The DEISA sites IDRIS, FZJ and RZG are providing more than one HPC system, an IBM Power6 and a BlueGene/P system. Due to performance reasons (the BlueGene/P partitions including the I/O nodes are rebooting everytime when the execution of a new job is started ) it was decided avoid mounting the DEISA file system on the numerous I/O-Nodes of the BlueGene/P. Therefore, jobs running on the BlueGene/P systems are not able to read or write data from or to the DEISA shared file system.
But the DEISA file systems are mounted on the BlueGene/P frontend node at each of these sites. This allows users to manage the data staging from and to the DEISA file system to or from the local scratch space on the BlueGene/P. The scratch space assigned to $DEISA_SCRATCH on the BlueGene/P systems should be available for a longer time period (e.g. 1-2 weeks), so that the user can access his data also after the job has completed.

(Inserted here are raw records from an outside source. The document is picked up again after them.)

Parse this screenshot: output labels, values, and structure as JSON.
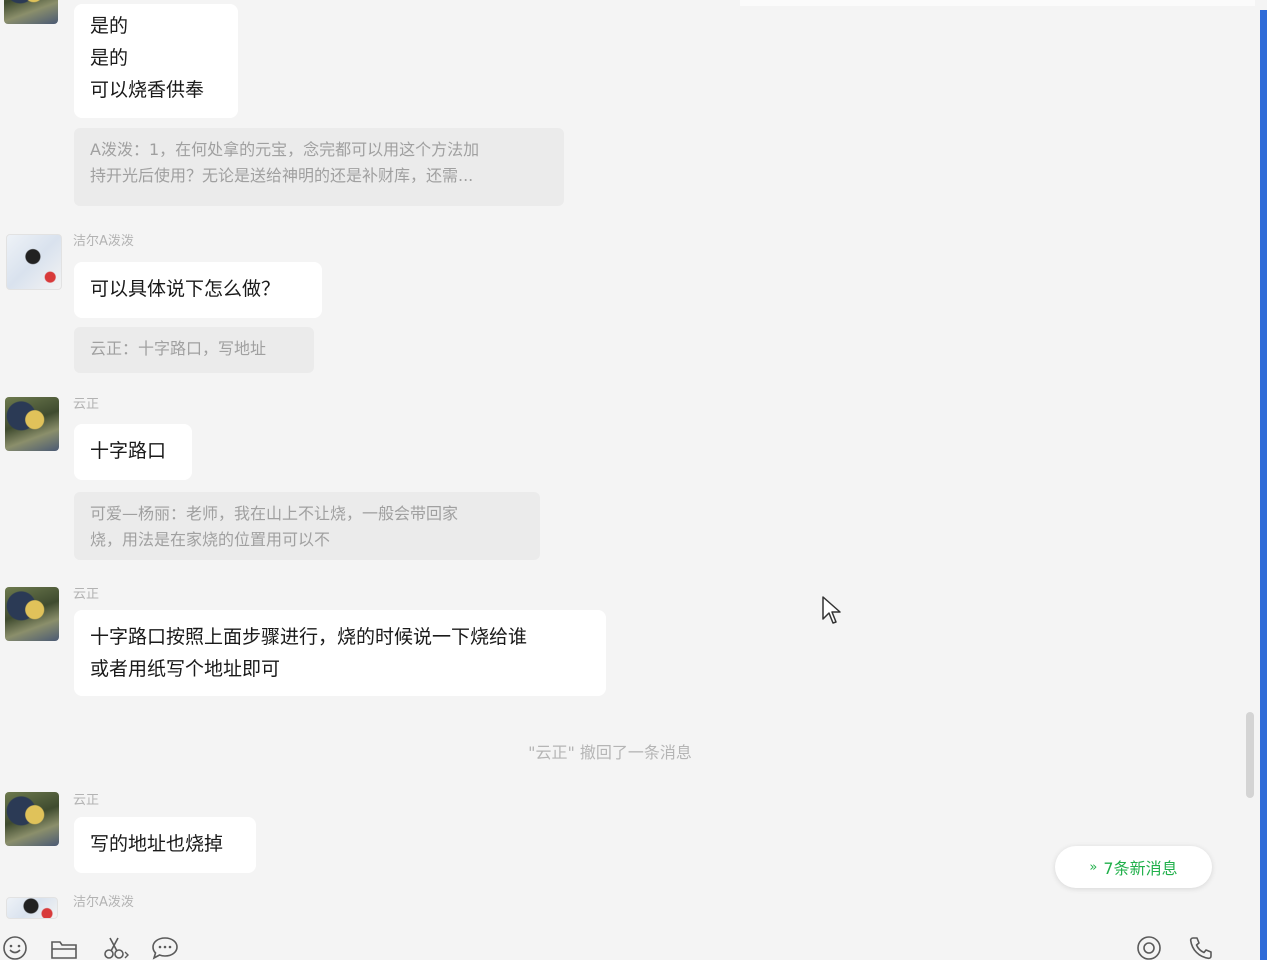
{
  "messages": [
    {
      "sender": "",
      "lines": [
        "是的",
        "是的",
        "可以烧香供奉"
      ],
      "quote": [
        "A泼泼：1，在何处拿的元宝，念完都可以用这个方法加",
        "持开光后使用？无论是送给神明的还是补财库，还需..."
      ]
    },
    {
      "sender": "洁尔A泼泼",
      "lines": [
        "可以具体说下怎么做？"
      ],
      "quote": [
        "云正：十字路口，写地址"
      ]
    },
    {
      "sender": "云正",
      "lines": [
        "十字路口"
      ],
      "quote": [
        "可爱—杨丽：老师，我在山上不让烧，一般会带回家",
        "烧，用法是在家烧的位置用可以不"
      ]
    },
    {
      "sender": "云正",
      "lines": [
        "十字路口按照上面步骤进行，烧的时候说一下烧给谁",
        "或者用纸写个地址即可"
      ]
    },
    {
      "sender": "云正",
      "lines": [
        "写的地址也烧掉"
      ]
    },
    {
      "sender": "洁尔A泼泼"
    }
  ],
  "system_note": "\"云正\" 撤回了一条消息",
  "new_messages": {
    "label": "7条新消息",
    "icon": "double-chevron-down-icon"
  },
  "toolbar": {
    "left_icons": [
      "emoji-icon",
      "folder-icon",
      "scissors-icon",
      "chat-bubble-icon"
    ],
    "right_icons": [
      "live-icon",
      "phone-icon"
    ]
  },
  "colors": {
    "background": "#f4f4f4",
    "bubble": "#ffffff",
    "quote": "#ebebeb",
    "accent_green": "#21b04b",
    "window_edge": "#2f6bd8"
  }
}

The dynamic evolution of the DEISA computing environment makes it possible that new compute platforms cannot always be integrated into the MC-GPFS infrastructure, at least not timely ennough after they have been commissioned for production. Thereforeis provided as an alternative solution for transfering huge data volumes efficiently between the HPC sites over the DEISA internal network. In addition some GridFTP servers are available within DEISA that allow also to transfer data between DEISA and non-DEISA sites via the public internet.
Details on how GridFTP servers in DEISA can be used for the data movement between machines that are not integrated in the DEISA multi-cluster shared filesystem are described in the document Data transfer with GridFTP.